June 8, 2020 | written by Elizabeth Schulte


The city of Las Vegas, NM is embracing community forest management and technology to address needs such as increasing planting, growing and sustaining canopy, and inadequate funding for maintenance and qualified tree care personnel. The City is leveraging assistance from the State of New Mexico and USDA Forest Service and communicating the needs of its urban forest with TreePlotter™ INVENTORY software. They are driving home these issues with data collection on mobile devices and instant visualization of the urban forest composition with prebuilt charts and graphs.
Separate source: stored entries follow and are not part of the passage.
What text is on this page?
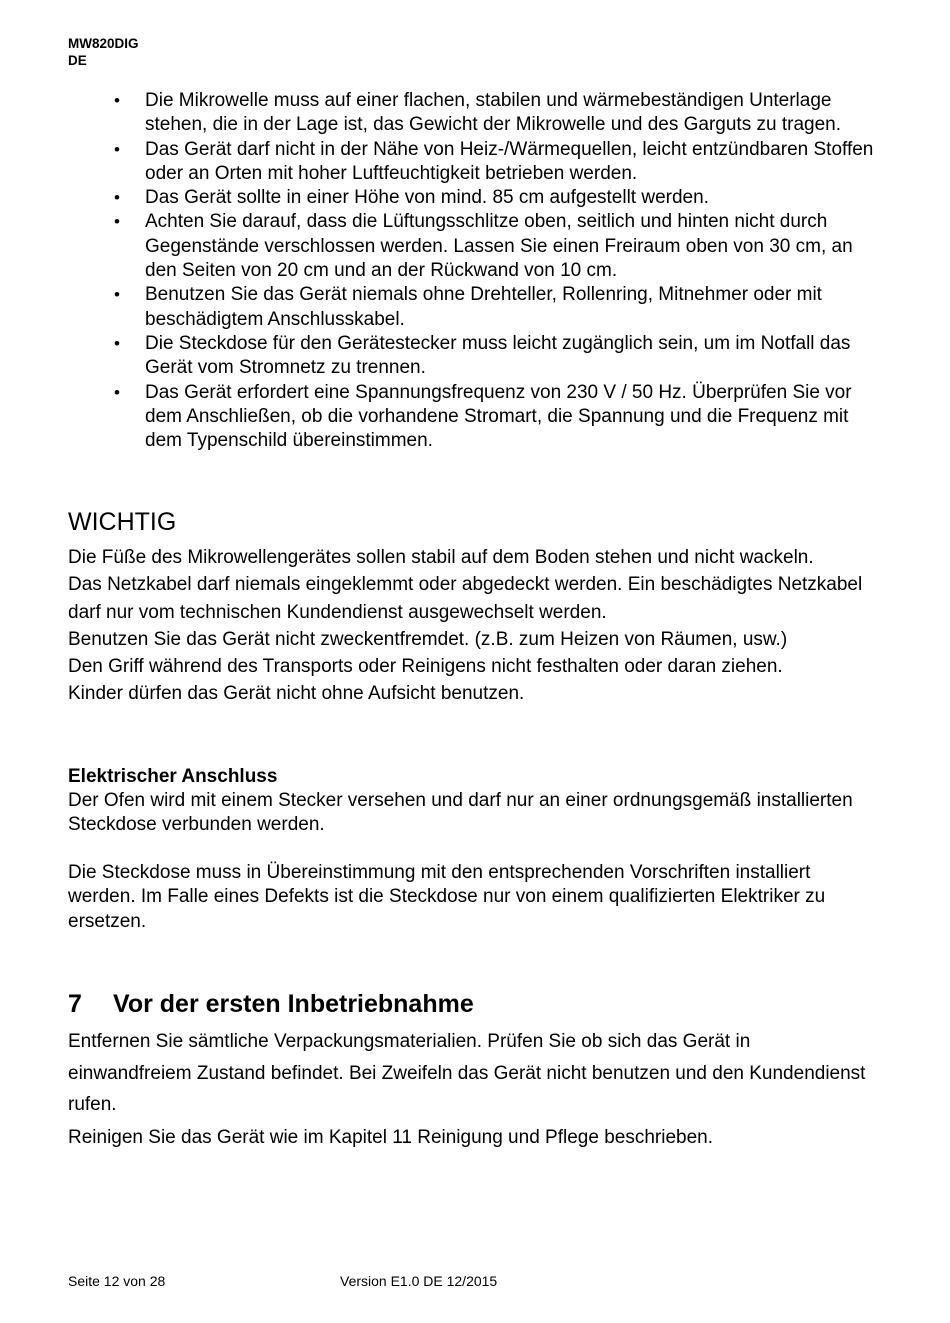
MW820DIG
DE
• Die Mikrowelle muss auf einer flachen, stabilen und wärmebeständigen Unterlage stehen, die in der Lage ist, das Gewicht der Mikrowelle und des Garguts zu tragen.
• Das Gerät darf nicht in der Nähe von Heiz-/Wärmequellen, leicht entzündbaren Stoffen oder an Orten mit hoher Luftfeuchtigkeit betrieben werden.
• Das Gerät sollte in einer Höhe von mind. 85 cm aufgestellt werden.
• Achten Sie darauf, dass die Lüftungsschlitze oben, seitlich und hinten nicht durch Gegenstände verschlossen werden. Lassen Sie einen Freiraum oben von 30 cm, an den Seiten von 20 cm und an der Rückwand von 10 cm.
• Benutzen Sie das Gerät niemals ohne Drehteller, Rollenring, Mitnehmer oder mit beschädigtem Anschlusskabel.
• Die Steckdose für den Gerätestecker muss leicht zugänglich sein, um im Notfall das Gerät vom Stromnetz zu trennen.
• Das Gerät erfordert eine Spannungsfrequenz von 230 V / 50 Hz. Überprüfen Sie vor dem Anschließen, ob die vorhandene Stromart, die Spannung und die Frequenz mit dem Typenschild übereinstimmen.
WICHTIG

Die Füße des Mikrowellengerätes sollen stabil auf dem Boden stehen und nicht wackeln.

Das Netzkabel darf niemals eingeklemmt oder abgedeckt werden. Ein beschädigtes Netzkabel darf nur vom technischen Kundendienst ausgewechselt werden.

Benutzen Sie das Gerät nicht zweckentfremdet. (z.B. zum Heizen von Räumen, usw.)

Den Griff während des Transports oder Reinigens nicht festhalten oder daran ziehen.

Kinder dürfen das Gerät nicht ohne Aufsicht benutzen.

Elektrischer Anschluss

Der Ofen wird mit einem Stecker versehen und darf nur an einer ordnungsgemäß installierten Steckdose verbunden werden.

Die Steckdose muss in Übereinstimmung mit den entsprechenden Vorschriften installiert werden. Im Falle eines Defekts ist die Steckdose nur von einem qualifizierten Elektriker zu ersetzen.

7 Vor der ersten Inbetriebnahme

Entfernen Sie sämtliche Verpackungsmaterialien. Prüfen Sie ob sich das Gerät in einwandfreiem Zustand befindet. Bei Zweifeln das Gerät nicht benutzen und den Kundendienst rufen.

Reinigen Sie das Gerät wie im Kapitel 11 Reinigung und Pflege beschrieben.

Seite 12 von 28	Version E1.0 DE 12/2015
With convenient web-based access and a map-based platform, TreePlotter INVENTORY has proven to be an invaluable outreach and education tool to communicate urban forest needs. With data collected faster over larger areas, the City and local university then collaborated to develop an urban forest management plan.

Community Forest Management Challenges


Trees are often not a high priority for local governments with limited budgets and competing priorities. Allocating funds for tree care, maintenance, and replacement can be a struggle. Inadequate management and awareness are very hard to overcome and ultimately decrease the potential benefits from the urban forest canopy.

Communities around the state are experiencing an enormous loss of older trees. Climate change is compounding and making urban conditions difficult to establish trees. The trees in Las Vegas are declining faster than they are being replaced, making the gap too big to expect the rapid establishment of mature trees in the near future.

How Technology Has Helped


The liability of the hazardous trees in Las Vegas, NM should be hard for the city leadership to ignore. They have been presented with multiple years of data showing an accelerating decline in trees in public places. They are using TreePlotter INVENTORY software to create reports and maps showing the condition of public trees to the city council. The City used volunteer field inventory days to involve the public and engage community members in tree care and why understanding this resource is important. Once people go through this type of exercise, they look at trees, tree care, and tree benefits differently, in particular the desert southwest where shade is at a premium. Las Vegas, NM has leveraged TreePlotter as a great outreach tool.

Three older adults are discussing community forest management, while standing in front of a tree with a sign on it.